Napa Valley Cabernet has entered a new era where the focus has shifted from the ‘castle’ to the vineyard, according to master sommelier, Matt Stamp.

Master Sommelier Matt Stamp believes Francis Ford Coppola’s Inglenook has shown an impressive return to form recently

Speaking to db during a comparative tasting of Napa Cabernets in California last month, Stamp said: “We’re in a new era for Napa Valley Cabernet, which is moving from a Bordeaux model, where the focus is on the ‘castle’ or château, to a Burgundy model that focuses on the vineyards.

“It’s a very exciting time for Napa Cabernet – the region is producing world-class wines and the stylistic differences between the wines are becoming more apparent.

“There are big stylistic differences between mountain Cabernet and valley floor Cabernet in Napa. The diurnal shift in temperatures is felt more strongly on the valley floor.

Matt Stamp believes Napa Cabernet has entered a new era

“Mountain Cabernet meanwhile, tends to be deeper in colour and more tannic, but also has higher acidity, whereas valley floor Cabernets are lusher, broader and more generous in style.”

Stamp, who used to be a sommelier at Thomas Keller’s three Michelin-starred The French Laundry in Yountville and now runs restaurant and wine bar Compline in downtown Napa, said Napa Cabs could be split into traditional and modern styles.

He name-checked Inglenook, Maycamas, Corison and Frog’s Leap as traditional styles of Napa Cabernet with a savoury character “that are made for the cellar”.

“Inglenook has shown an impressive returns to form since 2011, when Francis Ford Coppola hired Philippe Bascaules from Château Margaux as its director of winemaking.

“One of the issues people have with Napa Valley wines is that of price.
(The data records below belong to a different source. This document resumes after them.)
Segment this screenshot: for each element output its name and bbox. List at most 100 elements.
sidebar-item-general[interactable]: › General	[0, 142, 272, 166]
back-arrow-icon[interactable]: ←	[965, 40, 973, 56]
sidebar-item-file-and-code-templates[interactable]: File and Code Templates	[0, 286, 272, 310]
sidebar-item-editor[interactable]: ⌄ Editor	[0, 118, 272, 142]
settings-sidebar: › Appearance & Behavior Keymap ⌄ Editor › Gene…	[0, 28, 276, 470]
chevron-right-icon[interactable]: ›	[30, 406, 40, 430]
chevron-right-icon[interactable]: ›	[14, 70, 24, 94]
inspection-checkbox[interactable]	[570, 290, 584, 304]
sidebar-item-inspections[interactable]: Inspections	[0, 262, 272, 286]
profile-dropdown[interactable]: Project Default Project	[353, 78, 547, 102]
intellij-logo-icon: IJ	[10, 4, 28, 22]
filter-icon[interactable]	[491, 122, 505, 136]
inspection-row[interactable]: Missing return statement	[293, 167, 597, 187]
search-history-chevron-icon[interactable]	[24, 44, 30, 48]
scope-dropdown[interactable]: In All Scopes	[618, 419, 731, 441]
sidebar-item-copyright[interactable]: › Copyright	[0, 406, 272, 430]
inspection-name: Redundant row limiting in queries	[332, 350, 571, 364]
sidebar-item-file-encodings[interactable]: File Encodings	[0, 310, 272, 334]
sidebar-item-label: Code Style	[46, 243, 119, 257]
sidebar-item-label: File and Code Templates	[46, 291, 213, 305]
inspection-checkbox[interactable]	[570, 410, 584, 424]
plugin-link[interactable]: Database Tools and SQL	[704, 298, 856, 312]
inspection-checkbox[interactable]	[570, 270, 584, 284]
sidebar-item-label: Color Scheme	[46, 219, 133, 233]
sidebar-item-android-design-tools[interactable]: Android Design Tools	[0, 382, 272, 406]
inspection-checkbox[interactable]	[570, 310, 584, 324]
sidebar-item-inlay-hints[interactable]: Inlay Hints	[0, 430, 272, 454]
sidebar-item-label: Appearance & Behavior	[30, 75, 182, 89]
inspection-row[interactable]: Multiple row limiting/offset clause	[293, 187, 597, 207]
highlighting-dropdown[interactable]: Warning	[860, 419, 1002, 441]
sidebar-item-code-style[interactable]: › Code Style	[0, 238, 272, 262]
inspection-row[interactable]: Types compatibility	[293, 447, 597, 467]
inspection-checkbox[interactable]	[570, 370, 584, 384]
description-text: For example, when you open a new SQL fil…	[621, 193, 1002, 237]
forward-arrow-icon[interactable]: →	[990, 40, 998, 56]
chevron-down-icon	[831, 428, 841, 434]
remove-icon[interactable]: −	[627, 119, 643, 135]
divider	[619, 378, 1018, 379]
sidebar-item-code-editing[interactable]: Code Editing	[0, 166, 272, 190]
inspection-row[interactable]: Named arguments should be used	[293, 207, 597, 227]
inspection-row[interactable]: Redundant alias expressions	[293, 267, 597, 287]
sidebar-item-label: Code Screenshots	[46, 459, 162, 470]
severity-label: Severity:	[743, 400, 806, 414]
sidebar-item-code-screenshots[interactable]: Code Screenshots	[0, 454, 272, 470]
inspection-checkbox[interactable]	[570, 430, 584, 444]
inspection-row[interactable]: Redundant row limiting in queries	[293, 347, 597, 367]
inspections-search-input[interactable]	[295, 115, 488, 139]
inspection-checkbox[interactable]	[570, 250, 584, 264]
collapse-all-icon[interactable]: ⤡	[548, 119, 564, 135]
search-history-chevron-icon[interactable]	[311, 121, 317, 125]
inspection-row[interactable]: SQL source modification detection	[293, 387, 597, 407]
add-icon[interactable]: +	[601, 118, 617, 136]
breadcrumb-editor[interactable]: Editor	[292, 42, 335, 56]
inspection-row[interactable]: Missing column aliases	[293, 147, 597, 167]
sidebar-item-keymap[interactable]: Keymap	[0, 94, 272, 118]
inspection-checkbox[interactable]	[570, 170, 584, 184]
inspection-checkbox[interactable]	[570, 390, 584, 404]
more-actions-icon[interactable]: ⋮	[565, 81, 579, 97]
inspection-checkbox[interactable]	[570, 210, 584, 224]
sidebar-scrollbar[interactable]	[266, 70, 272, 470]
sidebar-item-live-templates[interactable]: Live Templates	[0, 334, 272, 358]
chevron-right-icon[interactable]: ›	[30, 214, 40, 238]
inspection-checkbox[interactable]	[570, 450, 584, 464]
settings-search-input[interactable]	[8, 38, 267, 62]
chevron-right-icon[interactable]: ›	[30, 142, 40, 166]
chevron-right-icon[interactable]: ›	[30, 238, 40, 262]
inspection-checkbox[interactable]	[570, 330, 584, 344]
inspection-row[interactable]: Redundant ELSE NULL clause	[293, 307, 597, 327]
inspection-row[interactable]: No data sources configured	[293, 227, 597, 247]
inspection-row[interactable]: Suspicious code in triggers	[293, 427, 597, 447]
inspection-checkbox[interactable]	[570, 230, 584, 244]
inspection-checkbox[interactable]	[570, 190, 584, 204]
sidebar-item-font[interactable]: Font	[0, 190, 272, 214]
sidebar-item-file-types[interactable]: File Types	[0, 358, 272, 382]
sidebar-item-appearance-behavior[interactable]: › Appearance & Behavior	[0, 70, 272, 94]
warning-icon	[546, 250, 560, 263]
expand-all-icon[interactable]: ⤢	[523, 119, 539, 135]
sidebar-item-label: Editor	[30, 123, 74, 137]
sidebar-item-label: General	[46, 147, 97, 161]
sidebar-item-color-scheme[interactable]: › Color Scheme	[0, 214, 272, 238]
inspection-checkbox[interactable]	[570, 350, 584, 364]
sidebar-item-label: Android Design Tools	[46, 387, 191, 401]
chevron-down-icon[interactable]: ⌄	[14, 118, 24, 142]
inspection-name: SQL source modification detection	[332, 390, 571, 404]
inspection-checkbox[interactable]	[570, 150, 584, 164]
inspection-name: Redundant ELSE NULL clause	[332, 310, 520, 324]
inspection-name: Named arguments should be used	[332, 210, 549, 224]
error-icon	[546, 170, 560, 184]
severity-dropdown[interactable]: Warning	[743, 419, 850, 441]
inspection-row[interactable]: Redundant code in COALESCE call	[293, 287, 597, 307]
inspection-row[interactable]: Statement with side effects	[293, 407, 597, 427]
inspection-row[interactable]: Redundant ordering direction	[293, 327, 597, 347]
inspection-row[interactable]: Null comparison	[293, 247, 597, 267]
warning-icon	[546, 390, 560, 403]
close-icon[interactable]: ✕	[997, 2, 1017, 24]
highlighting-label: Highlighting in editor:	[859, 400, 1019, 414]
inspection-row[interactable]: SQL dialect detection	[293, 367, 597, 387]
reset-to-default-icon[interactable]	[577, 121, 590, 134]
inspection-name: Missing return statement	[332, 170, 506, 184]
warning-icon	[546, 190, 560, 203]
If you want good value wines then look for estates that have made wine for generations,” Stamp said.

“Plush ripe Cabernets sell, and it’s a style that is more rewarded and practiced in Napa, but some producers are finding a return to freshness is a good thing.

“Wines made with structure in mind are performing better than wines that only focus on mouthfeel, and we’re starting to see a reaction against producers using almost 200% new oak in their Cabs,” he added. Half of the vineyard land planted in the Napa Valley is dedicated to Cabernet.